BMC Public Health. 2026 Jul 4. doi: 10.1186/s12889-026-28330-z. Online ahead of print.
ABSTRACT
BACKGROUND: Hypertension is the leading risk factor for cardiovascular diseases, with the greatest burden in low- and middle-income countries where access to care and infrastructure for prevention and management is limited. In Rwanda, community health workers (CHWs) have long played a critical role in improving access to health services. In 2023, the Turambe ('Live Longer') program integrated digitally enabled hypertension screening into Rwanda's community health program across three districts, equipping CHWs with blood pressure monitors and mobile devices loaded with the mUzima mobile application. This study aimed to assess the CHW-led screening process, evaluate the screening cascade from CHW identification to diagnosis confirmation, and determine the factors associated with hypertension diagnosis.
METHODS: Data was extracted and socio-demographic and clinical characteristics were analyzed using frequencies and percentages. Chi-square tests assessed associations between diagnosis and patient characteristics, and logistic regression identified factors associated with hypertension diagnosis following referral.

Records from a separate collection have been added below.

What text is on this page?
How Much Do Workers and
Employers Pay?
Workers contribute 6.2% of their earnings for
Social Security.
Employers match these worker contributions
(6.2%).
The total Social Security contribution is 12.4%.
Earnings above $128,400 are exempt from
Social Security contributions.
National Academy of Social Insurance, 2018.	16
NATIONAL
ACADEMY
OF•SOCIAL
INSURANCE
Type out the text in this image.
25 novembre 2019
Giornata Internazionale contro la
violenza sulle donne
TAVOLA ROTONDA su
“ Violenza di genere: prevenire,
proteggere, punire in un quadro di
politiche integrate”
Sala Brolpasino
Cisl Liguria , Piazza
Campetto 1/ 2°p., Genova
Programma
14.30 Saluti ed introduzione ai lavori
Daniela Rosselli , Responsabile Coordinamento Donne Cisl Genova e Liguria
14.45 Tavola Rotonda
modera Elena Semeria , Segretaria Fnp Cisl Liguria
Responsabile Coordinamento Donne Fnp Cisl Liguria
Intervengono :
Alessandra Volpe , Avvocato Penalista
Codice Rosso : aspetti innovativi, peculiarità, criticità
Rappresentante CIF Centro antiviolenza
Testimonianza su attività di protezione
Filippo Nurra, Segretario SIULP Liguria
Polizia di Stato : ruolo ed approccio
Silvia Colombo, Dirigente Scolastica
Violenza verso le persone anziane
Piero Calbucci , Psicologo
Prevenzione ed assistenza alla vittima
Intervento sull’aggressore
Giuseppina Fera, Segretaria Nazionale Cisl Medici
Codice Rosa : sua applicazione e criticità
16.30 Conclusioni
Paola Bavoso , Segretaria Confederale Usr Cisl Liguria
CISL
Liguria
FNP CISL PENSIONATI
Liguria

RESULTS: The program supported the screening of 499,475 community members representing 55.9% of the population aged 15 years and above. The majority of those screened were female (54.5%) and most were aged 35-44 years (29.6%). Of those screened, 63,291 (12.7%) individuals were found to have elevated blood pressure and were referred to health facilities. Among these referrals, 4,537 (7.2%) completed the referral by visiting a health facility and 2,873 (63.3%) of them were confirmed to have hypertension; 2,218 (48.9%) were newly diagnosed and 655 (14.4%) with a prior diagnosis. Among those who completed referral to health facilities, the proportion of those confirmed to have hypertension increased with age, reaching 71.0% among individuals aged above 65 years. Multivariable analysis showed that increasing age was strongly associated with a hypertension diagnosis, with those aged ≥ 65 years having 3.91 times higher odds (aOR: 3.91; 95% CI: 2.06-7.43) compared to those aged 25-34 years. Male sex was associated with 15% reduced odds (aOR: 0.85; 95% CI: 0.75-0.98) compared to females.

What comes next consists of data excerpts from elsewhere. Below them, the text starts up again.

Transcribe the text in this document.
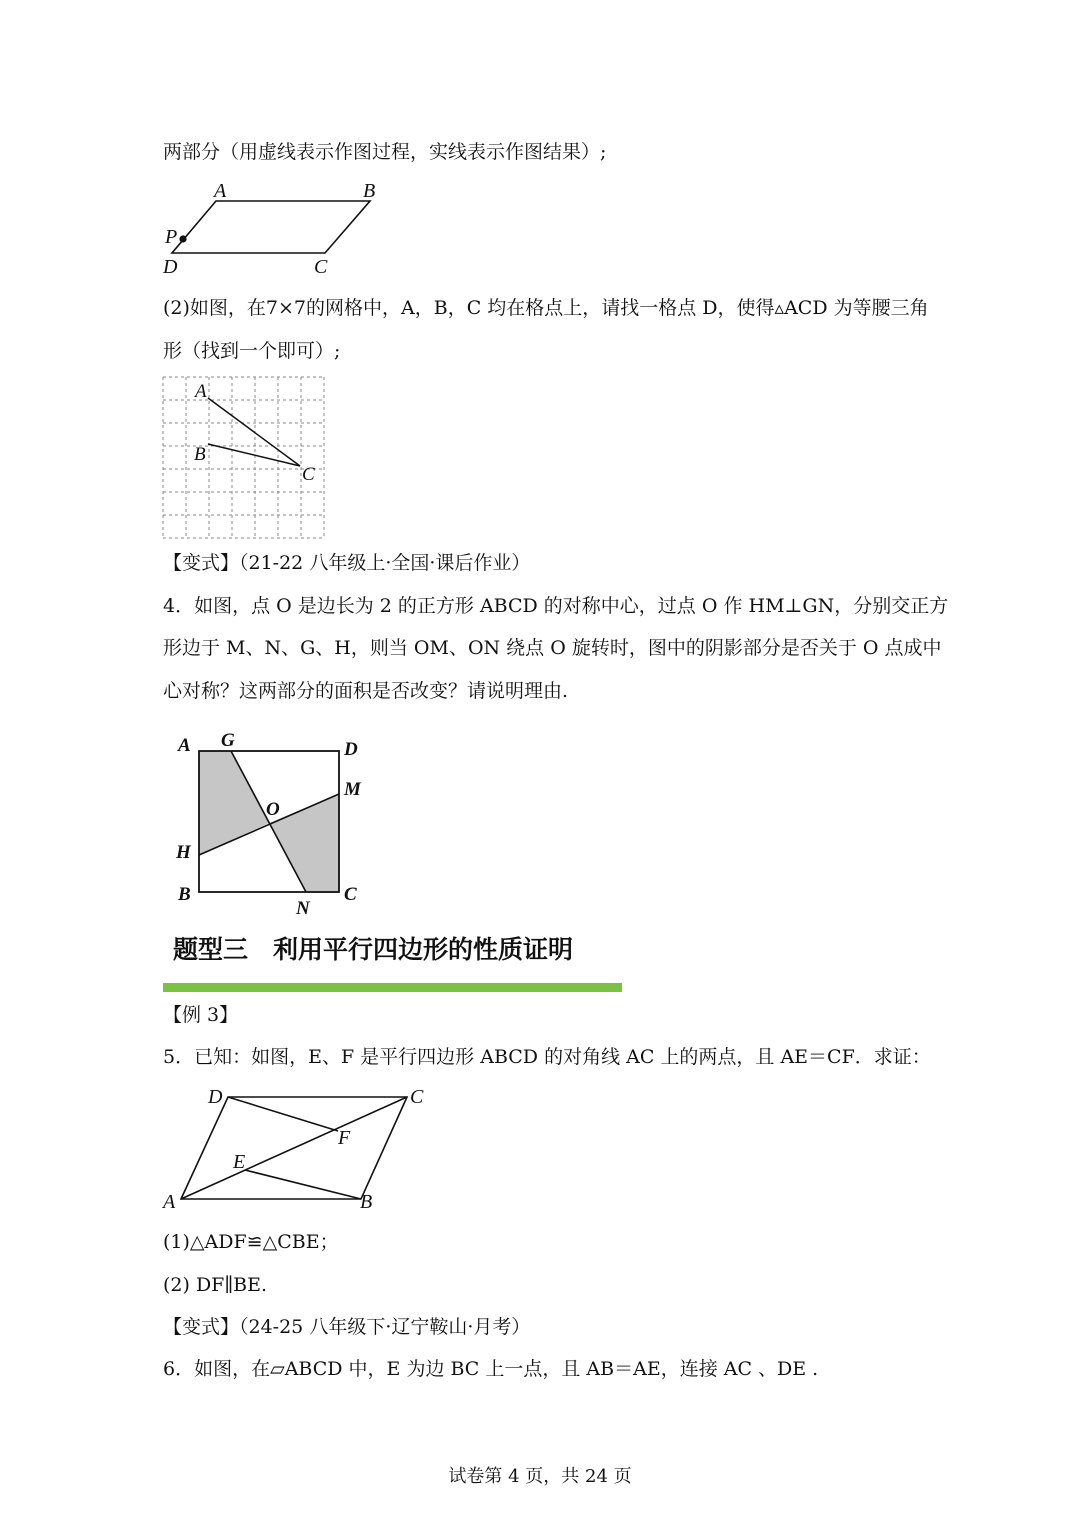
两部分（用虚线表示作图过程，实线表示作图结果）;
A	B
P
D	C
(2)如图，在7×7的网格中，A，B，C 均在格点上，请找一格点 D，使得▵ACD 为等腰三角
形（找到一个即可）;
A
B
C
【变式】（21-22 八年级上·全国·课后作业）
4．如图，点 O 是边长为 2 的正方形 ABCD 的对称中心，过点 O 作 HM⊥GN，分别交正方
形边于 M、N、G、H，则当 OM、ON 绕点 O 旋转时，图中的阴影部分是否关于 O 点成中
心对称？这两部分的面积是否改变？请说明理由.
A G	D
M
O
H
B
N
C
题型三　利用平行四边形的性质证明
【例 3】
5．已知：如图，E、F 是平行四边形 ABCD 的对角线 AC 上的两点，且 AE＝CF．求证：
D	C
F
E
A	B
(1)△ADF≌△CBE；
(2) DF∥BE.
【变式】（24-25 八年级下·辽宁鞍山·月考）
6．如图，在▱ABCD 中，E 为边 BC 上一点，且 AB＝AE，连接 AC 、DE .
试卷第 4 页，共 24 页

CONCLUSION: This digital community-based hypertension screening program achieved substantial population coverage and a relatively high diagnostic yield among those who completed referral, demonstrating the potential of leveraging CHW networks and mobile technology for large-scale NCD detection and monitoring. However, low referral-to-care linkage limits inference on CHW diagnostic accuracy at the population level. Strengthened referral systems and further research into barriers to linkage are needed to translate community screening into timely diagnosis and management.